When you have a joint account, both parties have equal access to the funds. If you aren't on the best terms with the co-owner of your account, it is in your best interest to remove the name. Even if you and your former mate remain close friends after a split, it is always wise to cut financial ties to release your financial liability.
Contact your bank to determine its policy on removing a name from a joint account. Each bank has its own policy and requirements. For example, Wells Fargo does not allow customers to remove one name from a joint account, even if both parties agree. The only way a name can be removed is by closing the existing account and opening a new account in your name only.
Go to the bank in person with the other account holder. You can never remove a name from a joint account without the other person's consent. If your bank does allow you to remove the other person from your account, you will need to complete the process in person. Both parties will need to show identification. If the other account holder is deceased, provide the bank a copy of the death certificate.

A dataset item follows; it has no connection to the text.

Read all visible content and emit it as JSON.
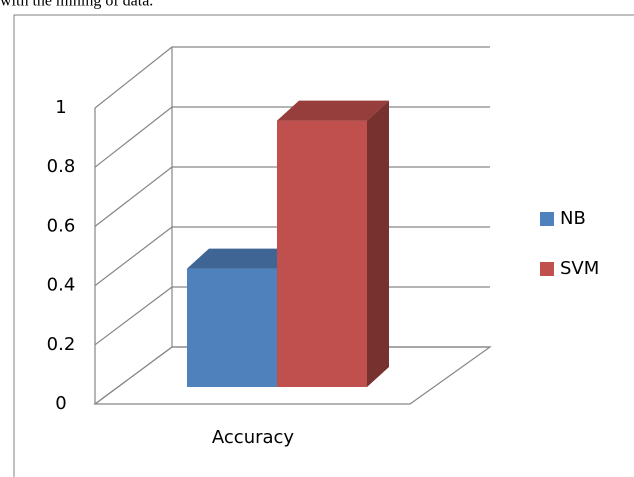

Complete a "Relinquishment of Rights" form allowing the other party to sign off on the account. The bank account must have a positive balance.
As joint bank account owners, you have equal rights and access to the money in the account. Either party can withdraw cash or write a check drafting the funds. Once the funds are out, close the account. As long as the account is open, you are both equally responsible for any overdraft or returned check fees.
Open a new account. After closing the account, use the funds to open a new account solely in your name.